20 Março 2020
“Vai lavar-te na piscina de Siloé” (Jo 9,6).
A reflexão bíblica é elaborada por Adroaldo Palaoro, sacerdote jesuíta, comentando o evangelho do 4° Domingo da Quaresma que corresponde ao texto de João 9,1-38.
Tem-se dito, e com razão, que a espiritualidade cristã é uma “espiritualidade de olhos abertos”.
Na realidade, isso vale para toda espiritualidade genuína, ou, em outras palavras, não seria verdadeira aquela espiritualidade que nos alienasse ou nos isolasse da realidade, em particular da realidade mais dolorida e sofredora. Há motivos para suspeitar de uma espiritualidade que não desemboca na compaixão, entendida esta como a capacidade de entrar em sintonia com o outro que sofre, e que se traduz numa ação eficaz a seu favor.

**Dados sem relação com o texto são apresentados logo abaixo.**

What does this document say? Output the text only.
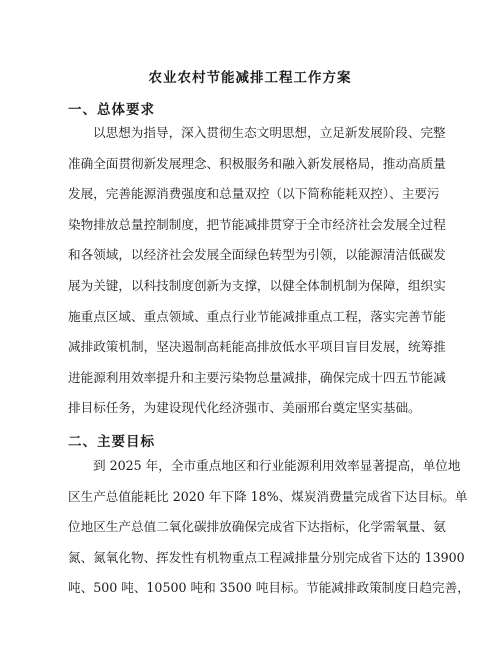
农业农村节能减排工程工作方案
一、总体要求
以思想为指导，深入贯彻生态文明思想，立足新发展阶段、完整
准确全面贯彻新发展理念、积极服务和融入新发展格局，推动高质量
发展，完善能源消费强度和总量双控（以下简称能耗双控）、主要污
染物排放总量控制制度，把节能减排贯穿于全市经济社会发展全过程
和各领域，以经济社会发展全面绿色转型为引领，以能源清洁低碳发
展为关键，以科技制度创新为支撑，以健全体制机制为保障，组织实
施重点区域、重点领域、重点行业节能减排重点工程，落实完善节能
减排政策机制，坚决遏制高耗能高排放低水平项目盲目发展，统筹推
进能源利用效率提升和主要污染物总量减排，确保完成十四五节能减
排目标任务，为建设现代化经济强市、美丽邢台奠定坚实基础。
二、主要目标
到 2025 年，全市重点地区和行业能源利用效率显著提高，单位地
区生产总值能耗比 2020 年下降 18%、煤炭消费量完成省下达目标。单
位地区生产总值二氧化碳排放确保完成省下达指标，化学需氧量、氨
氮、氮氧化物、挥发性有机物重点工程减排量分别完成省下达的 13900
吨、500 吨、10500 吨和 3500 吨目标。节能减排政策制度日趋完善，
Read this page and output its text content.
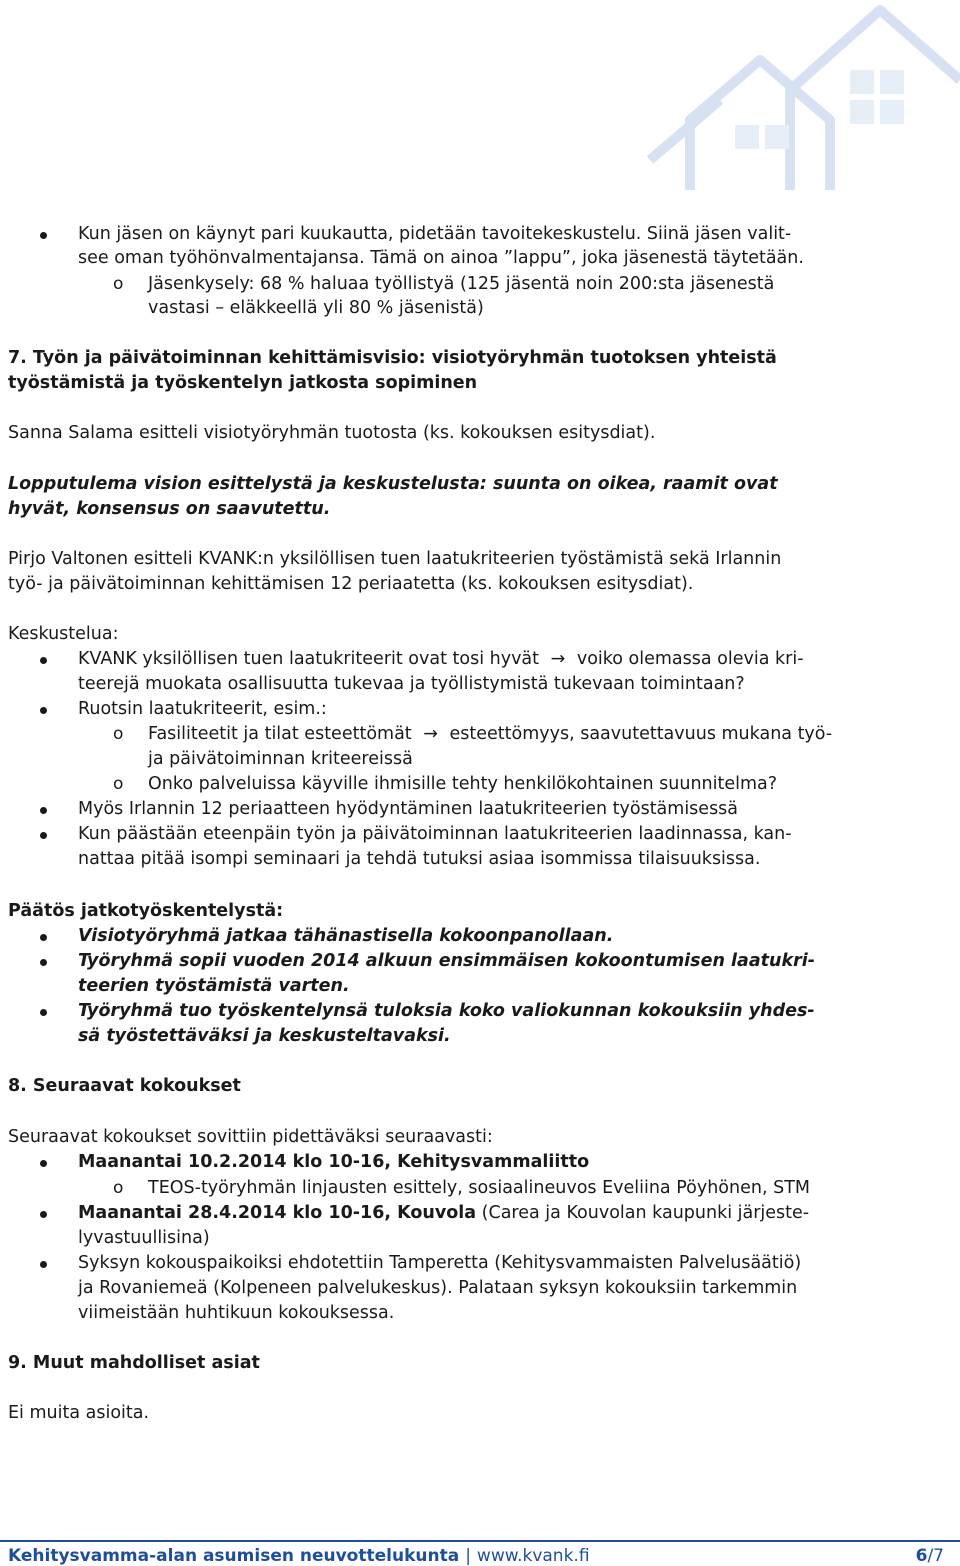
Kun jäsen on käynyt pari kuukautta, pidetään tavoitekeskustelu. Siinä jäsen valit-
see oman työhönvalmentajansa. Tämä on ainoa ”lappu”, joka jäsenestä täytetään.
o Jäsenkysely: 68 % haluaa työllistyä (125 jäsentä noin 200:sta jäsenestä
vastasi – eläkkeellä yli 80 % jäsenistä)
7. Työn ja päivätoiminnan kehittämisvisio: visiotyöryhmän tuotoksen yhteistä
työstämistä ja työskentelyn jatkosta sopiminen
Sanna Salama esitteli visiotyöryhmän tuotosta (ks. kokouksen esitysdiat).
Lopputulema vision esittelystä ja keskustelusta: suunta on oikea, raamit ovat
hyvät, konsensus on saavutettu.
Pirjo Valtonen esitteli KVANK:n yksilöllisen tuen laatukriteerien työstämistä sekä Irlannin
työ- ja päivätoiminnan kehittämisen 12 periaatetta (ks. kokouksen esitysdiat).
Keskustelua:
KVANK yksilöllisen tuen laatukriteerit ovat tosi hyvät → voiko olemassa olevia kri-
teerejä muokata osallisuutta tukevaa ja työllistymistä tukevaan toimintaan?
Ruotsin laatukriteerit, esim.:
o Fasiliteetit ja tilat esteettömät → esteettömyys, saavutettavuus mukana työ-
ja päivätoiminnan kriteereissä
o Onko palveluissa käyville ihmisille tehty henkilökohtainen suunnitelma?
Myös Irlannin 12 periaatteen hyödyntäminen laatukriteerien työstämisessä
Kun päästään eteenpäin työn ja päivätoiminnan laatukriteerien laadinnassa, kan-
nattaa pitää isompi seminaari ja tehdä tutuksi asiaa isommissa tilaisuuksissa.
Päätös jatkotyöskentelystä:
Visiotyöryhmä jatkaa tähänastisella kokoonpanollaan.
Työryhmä sopii vuoden 2014 alkuun ensimmäisen kokoontumisen laatukri-
teerien työstämistä varten.
Työryhmä tuo työskentelynsä tuloksia koko valiokunnan kokouksiin yhdes-
sä työstettäväksi ja keskusteltavaksi.
8. Seuraavat kokoukset
Seuraavat kokoukset sovittiin pidettäväksi seuraavasti:
Maanantai 10.2.2014 klo 10-16, Kehitysvammaliitto
o TEOS-työryhmän linjausten esittely, sosiaalineuvos Eveliina Pöyhönen, STM
Maanantai 28.4.2014 klo 10-16, Kouvola (Carea ja Kouvolan kaupunki järjeste-
lyvastuullisina)
Syksyn kokouspaikoiksi ehdotettiin Tamperetta (Kehitysvammaisten Palvelusäätiö)
ja Rovaniemeä (Kolpeneen palvelukeskus). Palataan syksyn kokouksiin tarkemmin
viimeistään huhtikuun kokouksessa.
9. Muut mahdolliset asiat
Ei muita asioita.
Kehitysvamma-alan asumisen neuvottelukunta | www.kvank.fi	6/7
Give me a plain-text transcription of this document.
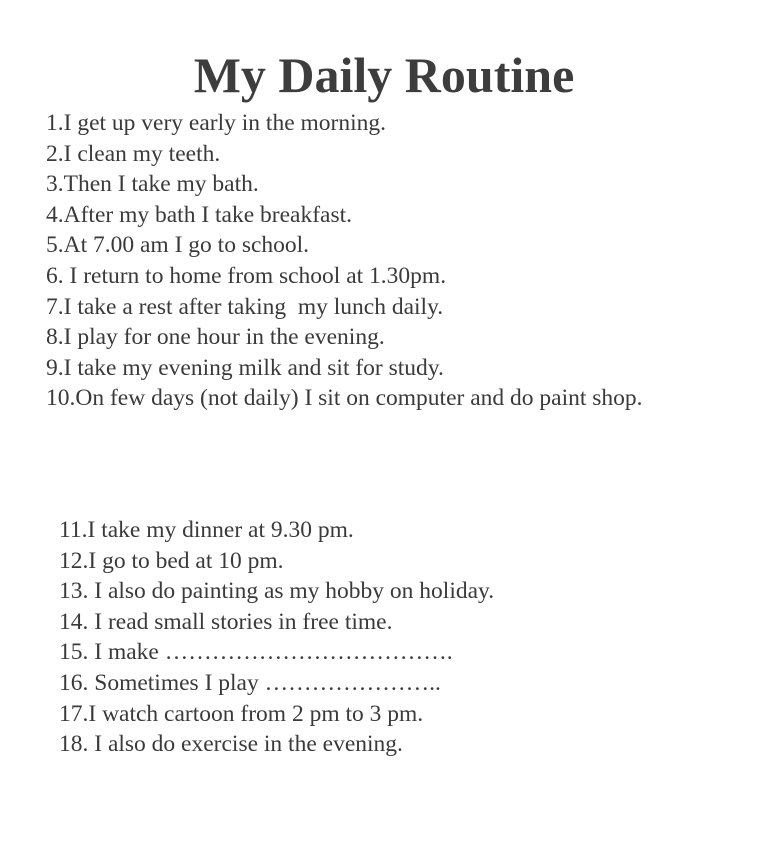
My Daily Routine
1.I get up very early in the morning.
2.I clean my teeth.
3.Then I take my bath.
4.After my bath I take breakfast.
5.At 7.00 am I go to school.
6. I return to home from school at 1.30pm.
7.I take a rest after taking  my lunch daily.
8.I play for one hour in the evening.
9.I take my evening milk and sit for study.
10.On few days (not daily) I sit on computer and do paint shop.
11.I take my dinner at 9.30 pm.
12.I go to bed at 10 pm.
13. I also do painting as my hobby on holiday.
14. I read small stories in free time.
15. I make ……………………………….
16. Sometimes I play …………………..
17.I watch cartoon from 2 pm to 3 pm.
18. I also do exercise in the evening.
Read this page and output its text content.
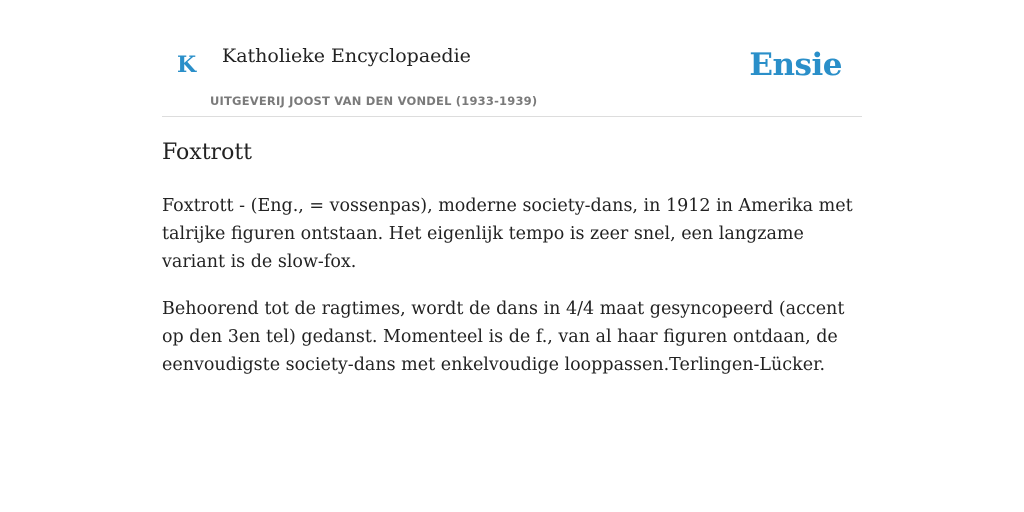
K Katholieke Encyclopaedie
UITGEVERIJ JOOST VAN DEN VONDEL (1933-1939)
Ensie
Foxtrott

Foxtrott - (Eng., = vossenpas), moderne society-dans, in 1912 in Amerika met talrijke figuren ontstaan. Het eigenlijk tempo is zeer snel, een langzame variant is de slow-fox.

Behoorend tot de ragtimes, wordt de dans in 4/4 maat gesyncopeerd (accent op den 3en tel) gedanst. Momenteel is de f., van al haar figuren ontdaan, de eenvoudigste society-dans met enkelvoudige looppassen.Terlingen-Lücker.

A Campanha da Fraternidade deste ano nos apresenta o samaritano como personagem inspirador na nossa vivência da espiritualidade cristã: “Viu, sentiu compaixão e cuidou dele”.
Todos nós, de uma maneira ou de outra, somos cegos de nascimento, porque nascemos e crescemos em meio a sistemas sociais e religiosos que domesticaram nosso olhar, nos educaram a ter um olhar avesso e atrofiado. A cura do cego de nascimento, apresentado pelo evangelista João, é o sinal que nos fala daqui-lo que o Senhor nos oferece: caminhar na claridade do dia.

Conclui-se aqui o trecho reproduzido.